Reputation: 688
I'm trying to get the Title of some Text with this code :
for line in content:
title = re.search('^Title:(.*)$',line)
if title:
return(title.group(1))
For these text
DOCA.TXT:
Title: Brown Corpus: Part A
But/cc the/at seven-iron/nn shot/nn he/pps used/vbd to/to approach/vb the/at green/nn strayed/vbd into/in a/at bunker/nn and/cc lodged/vbd in/in a/at slight/jj depression/nn ./.
End
DOCB.TXT:
Title: The Brown Corpus
The Brown University Standard Corpus of Present-Day American English (or just Brown Corpus) was compiled ...

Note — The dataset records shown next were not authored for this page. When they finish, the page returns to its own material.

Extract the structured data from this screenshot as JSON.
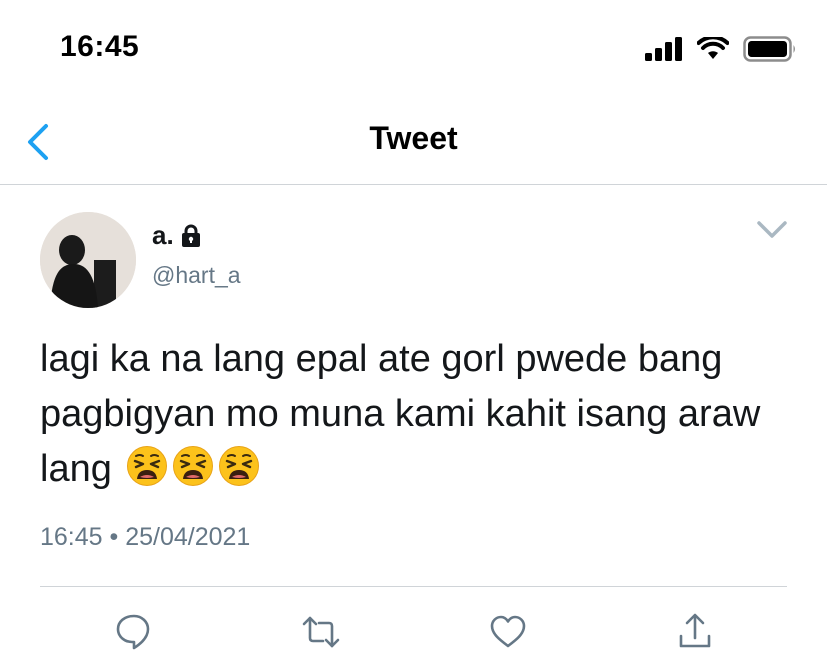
{
  "status_bar": {
    "time": "16:45",
    "icons": [
      "cellular-signal-icon",
      "wifi-icon",
      "battery-icon"
    ]
  },
  "nav": {
    "title": "Tweet",
    "back_icon": "chevron-left-icon"
  },
  "tweet": {
    "display_name": "a.",
    "handle": "@hart_a",
    "protected_icon": "lock-icon",
    "text": "lagi ka na lang epal ate gorl pwede bang pagbigyan mo muna kami kahit isang araw lang",
    "emojis": [
      "weary-face-emoji",
      "weary-face-emoji",
      "weary-face-emoji"
    ],
    "timestamp": "16:45 • 25/04/2021"
  },
  "actions": [
    "reply-icon",
    "retweet-icon",
    "like-icon",
    "share-icon"
  ],
  "colors": {
    "accent": "#1da1f2",
    "secondary_text": "#657786",
    "divider": "#d0d4d8"
  }
}
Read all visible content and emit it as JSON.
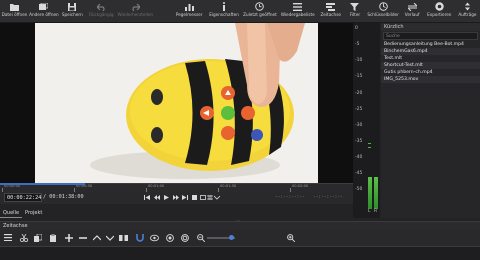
{
  "toolbar": {
    "items": [
      {
        "label": "Datei öffnen",
        "icon": "folder-open-icon",
        "enabled": true
      },
      {
        "label": "Andere öffnen",
        "icon": "open-other-icon",
        "enabled": true
      },
      {
        "label": "Speichern",
        "icon": "save-icon",
        "enabled": true
      },
      {
        "label": "Rückgängig",
        "icon": "undo-icon",
        "enabled": false
      },
      {
        "label": "Wiederherstellen",
        "icon": "redo-icon",
        "enabled": false
      },
      {
        "label": "Pegelmesser",
        "icon": "level-meter-icon",
        "enabled": true
      },
      {
        "label": "Eigenschaften",
        "icon": "properties-icon",
        "enabled": true
      },
      {
        "label": "Zuletzt geöffnet",
        "icon": "recent-icon",
        "enabled": true
      },
      {
        "label": "Wiedergabeliste",
        "icon": "playlist-icon",
        "enabled": true
      },
      {
        "label": "Zeitachse",
        "icon": "timeline-icon",
        "enabled": true
      },
      {
        "label": "Filter",
        "icon": "filter-icon",
        "enabled": true
      },
      {
        "label": "Schlüsselbilder",
        "icon": "keyframes-icon",
        "enabled": true
      },
      {
        "label": "Verlauf",
        "icon": "history-icon",
        "enabled": true
      },
      {
        "label": "Exportieren",
        "icon": "export-icon",
        "enabled": true
      },
      {
        "label": "Aufträge",
        "icon": "jobs-icon",
        "enabled": true
      }
    ]
  },
  "recent": {
    "title": "Kürzlich",
    "search_placeholder": "Suche",
    "items": [
      "Bedienungsanleitung Bee-Bot.mp4",
      "BinchemGas6.mp4",
      "Test.mlt",
      "Shortcut-Test.mlt",
      "Gutis phbern-ch.mp4",
      "IMG_5253.mov"
    ]
  },
  "meter": {
    "labels": [
      "0",
      "-5",
      "-10",
      "-15",
      "-20",
      "-25",
      "-30",
      "-35",
      "-40",
      "-45",
      "-50"
    ],
    "channels": [
      "L",
      "R"
    ],
    "left_level": 0.2,
    "right_level": 0.2
  },
  "ruler": {
    "ticks": [
      "00:00:00",
      "00:00:30",
      "00:01:00",
      "00:01:30",
      "00:02:00"
    ]
  },
  "transport": {
    "current_time": "00:00:22:24",
    "total_time": "/ 00:01:38:00",
    "in_point": "--:--:--:--",
    "out_point": "--:--:--:--",
    "progress": 0.24
  },
  "tabs": {
    "source": "Quelle",
    "project": "Projekt"
  },
  "timeline": {
    "title": "Zeitachse",
    "zoom": 0.85
  },
  "colors": {
    "accent": "#3c6fc4",
    "meter_green": "#5ac14a"
  }
}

Some how i can only get the title of DOCB.TXT, but not DOCA.TXT (it shows "none")
Upvotes: 1
Views: 85
Reputation: 951
The below works for me, perhaps you need to look at your files in a hex editor - might be an end of line issue or a unicode byte order marker, if you're not telling Python how to open the file to handle that.
#!python3.4
import re
for fn in ('a.txt','b.txt'):
with open(fn) as fin:
for line in fin.readlines():
title = re.search('^Title:(.*)$',line)
if title:
print(title.group(1))
To open a UTF-16 with BOM file you would use something like: open(fn,encoding='utf-16')
Of course, this won't work for an ascii
, iso8859-1
or utf-8
encoded file, so you would need to make sure all text files are in the same encoding or pick the right encoding for each text file.
Upvotes: 2